Finance ministers and central bank governors from G20 economies reached a landmark agreement over the weekend on a new global corporate tax reform plan, approving a minimum levy on multinational corporations and a reallocation benefits between countries.
It marked a big step forward in the process of global tax reform after years of discussions. After the G20 members’ meeting in Venice, Italy on Saturday, they issued a statement calling the new framework “a more stable and fairer international tax architecture”. However, the minimum corporate tax rate was not fixed.
Earlier this month, the Global Corporate Tax Reform Initiative, designed as a two-pillar solution and proposing a minimum tax rate of 15% for large multinational corporations, won support from 132 countries and jurisdictions, including China. Experts expect the final plan to be approved at the next G20 meeting in October.
“This indicates that great strides have been made in reforming the international corporate tax system,” said Jeff Yuan, manager of transfer pricing services at PwC Asia-Pacific.

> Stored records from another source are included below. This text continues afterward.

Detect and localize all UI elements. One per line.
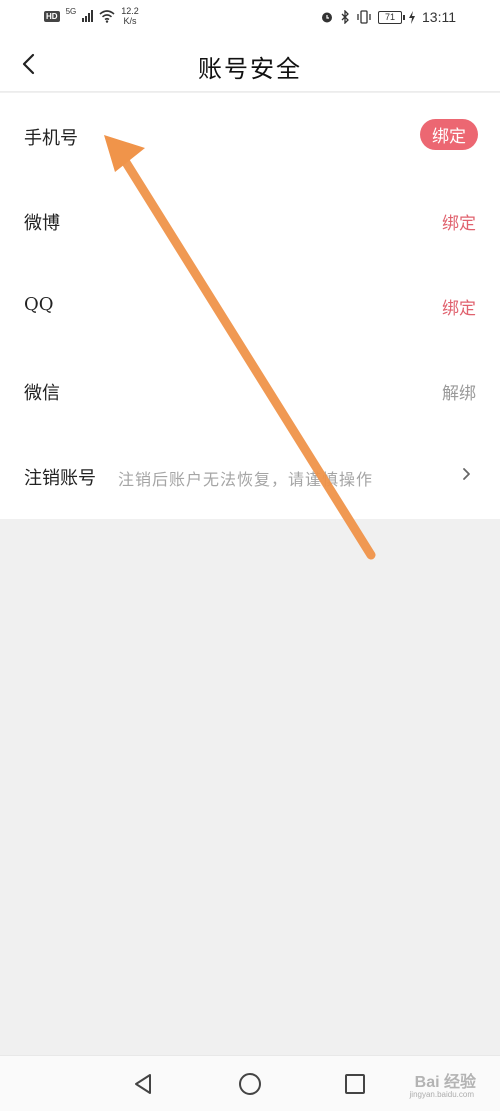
row-label-weibo: 微博: [24, 213, 60, 234]
signal-icon: [82, 10, 94, 22]
row-weibo[interactable]: 微博 绑定: [0, 178, 500, 263]
hd-badge: HD: [44, 10, 60, 22]
network-type: 5G: [65, 6, 77, 16]
triangle-back-icon[interactable]: [129, 1070, 157, 1098]
charging-icon: [409, 10, 415, 24]
unbind-wechat-button[interactable]: 解绑: [442, 379, 476, 404]
network-speed-unit: K/s: [123, 16, 137, 26]
network-speed-value: 12.2: [121, 6, 139, 16]
row-cancel-account[interactable]: 注销账号 注销后账户无法恢复，请谨慎操作: [0, 433, 500, 518]
row-wechat[interactable]: 微信 解绑: [0, 348, 500, 433]
watermark-domain: jingyan.baidu.com: [409, 1090, 474, 1099]
alarm-icon: [322, 12, 332, 23]
row-label-qq: QQ: [24, 294, 54, 315]
clock: 13:11: [422, 9, 456, 25]
row-phone[interactable]: 手机号 绑定: [0, 93, 500, 178]
chevron-right-icon[interactable]: [460, 463, 474, 485]
bind-weibo-button[interactable]: 绑定: [442, 209, 476, 234]
battery-icon: 71: [378, 10, 405, 24]
account-binding-list: 手机号 绑定 微博 绑定 QQ 绑定 微信 解绑 注销账号 注销后账户无法恢复，…: [0, 93, 500, 519]
bind-qq-button[interactable]: 绑定: [442, 294, 476, 319]
row-label-cancel-account: 注销账号: [24, 468, 96, 489]
row-qq[interactable]: QQ 绑定: [0, 263, 500, 348]
title-bar: 账号安全: [0, 36, 500, 92]
row-label-wechat: 微信: [24, 383, 60, 404]
bluetooth-icon: [341, 10, 349, 24]
page-title: 账号安全: [198, 55, 302, 83]
vibrate-icon: [357, 10, 371, 24]
square-recent-icon[interactable]: [341, 1070, 369, 1098]
wifi-icon: [99, 9, 115, 23]
watermark-brand: Bai 经验: [414, 1074, 476, 1091]
bind-phone-button[interactable]: 绑定: [420, 119, 478, 150]
cancel-account-warning: 注销后账户无法恢复，请谨慎操作: [118, 470, 374, 489]
circle-home-icon[interactable]: [236, 1070, 264, 1098]
row-label-phone: 手机号: [24, 128, 78, 149]
network-speed: 12.2 K/s: [121, 6, 139, 26]
status-bar: HD 5G 12.2 K/s 71 13:11: [0, 0, 500, 36]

“However, there are still uncertainties in the final plan, and we are not sure when to reach a global consensus as a significant amount of political and technical work remains to be completed by October 2021, with issues of key design yet to be resolved. “
China’s strong economic fundamentals and institutional advantages can ensure that the country takes the lead in global tax reform, said Bai Yanfeng, a professor at Beijing Central University of Finance and Economics.
Compared with some advanced economies, which may take longer to implement the new rules, China is able to act more effectively. As China is emerging as the world’s largest consumer market, the country will also retain its advantages in attracting international capital, Bai said.
“The most important thing is to do our own things well. When Chinese companies are competitive enough, and consumers around the world pay more attention to products made in China, we will be full of confidence in both the part market and the fiscal share, ”he added. Bai said.
Yuan said a July 1 statement from the Organization for Economic Co-operation and Development as well as the G20 communique made it clear that while implementing the new international tax rules, countries would remove taxes on digital services and other similar measures imposed on businesses. These cuts will be good news for multinational companies, especially high-tech companies, Yuan said.
The new rules and their potential impacts still require further analysis. Multinational companies will need to conduct more impact assessments and scenario planning based on the information contained in the OECD statement and review options to mitigate the potential impact of the new rules, he said. he declares.
Yi Gang, governor of the People’s Bank of China, the central bank, attended the G20 meeting on Friday and Saturday via video conference. Yi revealed that the G20 task force on sustainable finance, co-chaired by the central bank of China and the US Treasury this year, is working on a draft plan on medium-term sustainable finance.
This year, the group is focusing on tasks such as green finance and green industries, streamlining information disclosure and reporting standards related to climate and environment as well as multilateral development supporting the Accord. of Paris, according to a press release from the PBOC.
Yi called on G20 members to jointly improve standards for classification and rating of environmental, social and governance investments and improve climate information, which will help promote global green finance markets and foster transition towards low carbon emissions.
The G20 meeting also discussed central bank digital currencies for cross-border payments. He pointed out that no so-called “global stablecoins” – a new type of crypto-asset designed to maintain a stable value against specified assets – should start operating, until all legal requirements are met. regulatory and supervisory requirements are properly met, the statement said.